A few weeks into Med I we had some sort of an all-class meeting and the Dean of Students, Joe Gardella, asked the class if there were any questions. Tom Gutheil, who went on to an illustrious career at Harvard Law School as a psychiatrist in the law, spoke up from the back, “When do we get to see patients?”
Gardella had a sense of irony and looked up and said, “Patients?” It was a funny answer, studiously supercilious, the way he said it, implying “we're here for the science, aren't we?” He was a clever man. I myself wondered, patients? I was scared of that. What could I possibly do? I knew bupkis. I thought of my so skilled neurosurgeon father – I would be such an imposter being with patients. Everything I knew was academic, I was good at that, but not much about life and almost nothing about medicine. I wondered what Tom had in mind. Gardella's thought, hold your horses, young man, first you need to know something, to be prepared. I guess he and I shared that.
But Tom was right. In those first month rounds in med school I would take along very experienced and humanistic doctors, and psychiatrists. And philosophers, if they were pracical. Learn how to help patients, talk about your own reactions and feelings, which are not simple. Get started on the right foot. Honest and compassionate and present and sharing the common fate, some worse than others.
I think it would have made me a better doctor if we had done it that way. I would still make mistakes. I'm not that natural with this stuff, I have to learn, and then I'll still misstep. But to me, you can start learning that stuff right away, along with your anatomy, and gradually you will pick up the tools to help with job number one. Learn it while you are still the most like a patient you will ever be, a naive Med I. And I'd assign reading: Bob and Adele Levin's, “I Will Keep You Alive: A Cardiovascular Romance.”
They probably do that now, see patients very early in med school. I don't know, I chose not to be an academic, and as I said, there is a deep and persistent fissure between academia and practice. I went into practice, mostly because I needed a job, which turned into a career, and then a calling when I found out what it was all about.

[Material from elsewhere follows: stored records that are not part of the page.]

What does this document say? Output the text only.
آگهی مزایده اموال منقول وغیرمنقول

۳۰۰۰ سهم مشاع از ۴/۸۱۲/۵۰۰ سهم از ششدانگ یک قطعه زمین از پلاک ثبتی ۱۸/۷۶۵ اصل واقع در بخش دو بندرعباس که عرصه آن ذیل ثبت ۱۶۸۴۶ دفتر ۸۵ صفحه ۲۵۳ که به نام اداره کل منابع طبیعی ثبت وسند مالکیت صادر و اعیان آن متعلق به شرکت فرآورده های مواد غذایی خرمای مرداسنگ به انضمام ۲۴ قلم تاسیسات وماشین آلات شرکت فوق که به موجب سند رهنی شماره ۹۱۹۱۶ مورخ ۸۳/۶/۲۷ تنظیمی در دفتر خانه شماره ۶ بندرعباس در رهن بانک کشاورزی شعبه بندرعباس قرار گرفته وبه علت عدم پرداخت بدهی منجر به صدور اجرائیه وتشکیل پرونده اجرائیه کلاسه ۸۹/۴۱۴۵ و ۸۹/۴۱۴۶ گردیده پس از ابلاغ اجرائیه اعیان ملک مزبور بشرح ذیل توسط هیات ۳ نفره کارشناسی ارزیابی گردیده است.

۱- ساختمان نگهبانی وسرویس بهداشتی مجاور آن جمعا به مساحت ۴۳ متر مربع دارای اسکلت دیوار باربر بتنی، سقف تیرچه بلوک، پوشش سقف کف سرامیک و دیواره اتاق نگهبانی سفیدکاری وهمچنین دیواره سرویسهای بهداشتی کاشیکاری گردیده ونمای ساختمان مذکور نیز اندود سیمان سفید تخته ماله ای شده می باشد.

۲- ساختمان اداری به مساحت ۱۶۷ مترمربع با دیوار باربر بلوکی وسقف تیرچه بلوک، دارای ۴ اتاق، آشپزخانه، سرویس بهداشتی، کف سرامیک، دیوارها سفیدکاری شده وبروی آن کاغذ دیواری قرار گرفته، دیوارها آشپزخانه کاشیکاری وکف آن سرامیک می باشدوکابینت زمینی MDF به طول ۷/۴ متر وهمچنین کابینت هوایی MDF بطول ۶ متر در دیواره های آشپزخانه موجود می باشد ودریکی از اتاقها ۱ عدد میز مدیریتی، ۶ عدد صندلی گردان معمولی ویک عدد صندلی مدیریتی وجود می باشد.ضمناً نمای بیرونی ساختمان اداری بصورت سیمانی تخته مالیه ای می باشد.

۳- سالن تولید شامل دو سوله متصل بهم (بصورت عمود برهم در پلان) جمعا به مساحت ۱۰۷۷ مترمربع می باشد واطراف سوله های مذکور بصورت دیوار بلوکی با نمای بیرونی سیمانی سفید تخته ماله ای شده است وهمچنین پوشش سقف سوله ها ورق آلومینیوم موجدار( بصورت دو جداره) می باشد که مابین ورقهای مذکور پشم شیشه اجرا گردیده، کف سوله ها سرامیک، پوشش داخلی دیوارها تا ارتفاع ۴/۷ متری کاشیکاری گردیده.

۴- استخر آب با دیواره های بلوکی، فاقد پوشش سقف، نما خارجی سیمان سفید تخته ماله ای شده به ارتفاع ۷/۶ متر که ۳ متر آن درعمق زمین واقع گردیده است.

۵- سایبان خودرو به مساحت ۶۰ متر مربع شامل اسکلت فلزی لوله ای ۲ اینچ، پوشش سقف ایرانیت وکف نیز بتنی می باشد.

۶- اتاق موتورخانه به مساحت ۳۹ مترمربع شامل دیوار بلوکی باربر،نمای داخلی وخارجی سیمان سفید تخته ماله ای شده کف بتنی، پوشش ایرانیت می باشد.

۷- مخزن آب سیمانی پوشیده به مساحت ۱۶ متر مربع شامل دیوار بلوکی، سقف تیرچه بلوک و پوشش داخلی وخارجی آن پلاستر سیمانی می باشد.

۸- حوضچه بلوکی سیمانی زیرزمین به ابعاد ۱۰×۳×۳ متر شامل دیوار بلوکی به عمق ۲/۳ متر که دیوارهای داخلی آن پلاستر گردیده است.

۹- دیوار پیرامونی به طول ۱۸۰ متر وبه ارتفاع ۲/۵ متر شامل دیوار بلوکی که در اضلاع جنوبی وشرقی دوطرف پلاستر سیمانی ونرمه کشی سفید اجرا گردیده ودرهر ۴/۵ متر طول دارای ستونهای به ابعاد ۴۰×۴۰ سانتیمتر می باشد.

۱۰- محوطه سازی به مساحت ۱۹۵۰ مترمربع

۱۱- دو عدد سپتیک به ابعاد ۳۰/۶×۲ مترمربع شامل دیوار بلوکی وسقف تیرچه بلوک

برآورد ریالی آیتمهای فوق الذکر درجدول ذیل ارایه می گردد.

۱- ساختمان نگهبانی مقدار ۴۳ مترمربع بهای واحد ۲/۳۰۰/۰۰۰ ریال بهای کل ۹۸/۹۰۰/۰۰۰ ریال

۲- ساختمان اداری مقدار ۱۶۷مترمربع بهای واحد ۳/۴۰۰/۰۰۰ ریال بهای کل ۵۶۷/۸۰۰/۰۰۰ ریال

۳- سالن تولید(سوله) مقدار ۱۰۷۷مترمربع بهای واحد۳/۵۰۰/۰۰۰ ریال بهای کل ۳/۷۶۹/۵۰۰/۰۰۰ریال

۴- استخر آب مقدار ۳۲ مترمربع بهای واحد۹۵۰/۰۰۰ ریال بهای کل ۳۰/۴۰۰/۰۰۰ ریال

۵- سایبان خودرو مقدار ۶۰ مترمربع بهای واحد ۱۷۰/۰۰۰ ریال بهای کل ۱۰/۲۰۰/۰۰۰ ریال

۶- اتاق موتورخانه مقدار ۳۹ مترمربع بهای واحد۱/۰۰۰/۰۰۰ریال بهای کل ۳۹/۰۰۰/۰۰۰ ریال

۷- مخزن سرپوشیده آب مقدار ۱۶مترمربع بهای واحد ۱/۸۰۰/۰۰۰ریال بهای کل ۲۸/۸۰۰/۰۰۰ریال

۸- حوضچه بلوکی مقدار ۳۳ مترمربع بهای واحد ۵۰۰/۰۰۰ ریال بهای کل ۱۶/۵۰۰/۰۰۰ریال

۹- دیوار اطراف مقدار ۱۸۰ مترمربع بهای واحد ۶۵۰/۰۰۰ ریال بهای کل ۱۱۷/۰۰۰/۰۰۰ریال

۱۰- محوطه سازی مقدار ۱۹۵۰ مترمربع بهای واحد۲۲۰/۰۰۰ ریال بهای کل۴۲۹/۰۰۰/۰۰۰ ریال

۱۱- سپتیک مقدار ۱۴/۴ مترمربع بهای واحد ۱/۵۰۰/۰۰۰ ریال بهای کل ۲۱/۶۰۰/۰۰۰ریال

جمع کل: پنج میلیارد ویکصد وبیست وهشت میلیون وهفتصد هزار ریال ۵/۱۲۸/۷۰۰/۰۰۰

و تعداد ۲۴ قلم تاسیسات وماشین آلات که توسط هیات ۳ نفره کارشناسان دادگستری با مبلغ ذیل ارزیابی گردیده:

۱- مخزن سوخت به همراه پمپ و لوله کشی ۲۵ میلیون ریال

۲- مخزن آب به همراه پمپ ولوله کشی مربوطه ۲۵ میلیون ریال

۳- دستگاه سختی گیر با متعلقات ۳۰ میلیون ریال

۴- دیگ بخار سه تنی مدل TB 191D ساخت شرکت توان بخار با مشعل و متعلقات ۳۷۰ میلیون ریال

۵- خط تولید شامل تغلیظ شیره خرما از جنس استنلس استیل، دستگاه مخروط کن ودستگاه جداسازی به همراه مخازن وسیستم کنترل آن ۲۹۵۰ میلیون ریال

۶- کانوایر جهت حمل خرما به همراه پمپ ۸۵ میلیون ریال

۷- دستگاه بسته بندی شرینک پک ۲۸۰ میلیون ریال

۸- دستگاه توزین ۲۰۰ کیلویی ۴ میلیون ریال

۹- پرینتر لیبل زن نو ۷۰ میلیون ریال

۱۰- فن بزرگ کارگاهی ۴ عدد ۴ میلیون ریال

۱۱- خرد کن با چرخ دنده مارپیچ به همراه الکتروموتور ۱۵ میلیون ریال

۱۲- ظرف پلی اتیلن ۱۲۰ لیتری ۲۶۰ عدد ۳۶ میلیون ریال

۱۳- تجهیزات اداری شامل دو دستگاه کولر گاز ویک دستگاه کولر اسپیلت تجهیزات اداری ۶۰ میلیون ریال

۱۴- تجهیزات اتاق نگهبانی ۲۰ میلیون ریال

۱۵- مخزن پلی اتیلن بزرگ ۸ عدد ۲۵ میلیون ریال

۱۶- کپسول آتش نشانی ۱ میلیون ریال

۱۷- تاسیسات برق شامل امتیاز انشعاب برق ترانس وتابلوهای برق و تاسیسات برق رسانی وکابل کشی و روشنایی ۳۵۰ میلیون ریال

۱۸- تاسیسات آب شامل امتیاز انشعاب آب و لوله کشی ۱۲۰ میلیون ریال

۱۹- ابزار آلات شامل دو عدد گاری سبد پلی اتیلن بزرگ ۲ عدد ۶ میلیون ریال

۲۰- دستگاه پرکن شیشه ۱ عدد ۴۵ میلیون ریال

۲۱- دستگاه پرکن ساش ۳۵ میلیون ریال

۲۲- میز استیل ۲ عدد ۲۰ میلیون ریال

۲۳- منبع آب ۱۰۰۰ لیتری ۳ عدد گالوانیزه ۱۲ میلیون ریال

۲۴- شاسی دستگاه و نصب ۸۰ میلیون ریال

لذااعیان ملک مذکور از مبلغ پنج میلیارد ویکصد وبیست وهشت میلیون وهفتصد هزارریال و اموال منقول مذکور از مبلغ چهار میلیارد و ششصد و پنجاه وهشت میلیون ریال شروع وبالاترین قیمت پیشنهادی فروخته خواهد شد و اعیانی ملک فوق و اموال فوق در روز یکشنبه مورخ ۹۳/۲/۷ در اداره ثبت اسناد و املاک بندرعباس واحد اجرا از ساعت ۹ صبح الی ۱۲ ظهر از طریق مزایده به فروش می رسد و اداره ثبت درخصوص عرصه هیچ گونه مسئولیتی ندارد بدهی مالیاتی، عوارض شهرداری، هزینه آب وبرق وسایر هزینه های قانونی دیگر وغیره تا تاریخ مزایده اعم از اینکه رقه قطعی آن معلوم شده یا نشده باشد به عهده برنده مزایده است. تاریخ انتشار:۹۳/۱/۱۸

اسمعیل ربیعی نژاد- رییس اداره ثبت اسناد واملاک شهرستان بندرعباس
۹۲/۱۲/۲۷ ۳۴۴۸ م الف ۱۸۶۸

I have to learn for myself, unfortunately.
I wonder, though, even if they see patients early, do they learn the right things. It's hard to think that they do. Are there psychiatrists there? Experienced personal doctors? Philosophers? A Virgil?
Whatever they're doing, they probably need to do more. I mean, for God's sake, they're still not telling this doc he had cancer and was going to die soon. Who wants to tell someone that? It's convenient to hide. This is probably more typical or not. Who knows, it's just one story. It's got to be an individual phenomenon, as well one of training. Some people probably learn it really well, the docs who understand people and care about them – see Bob's cardiologist in the book I just noted. She is the opposite case. But she went to med school in Madrid.
But, whatever. In the end, caring for patients comes first, so if I ran the zoo, I'd teach it first.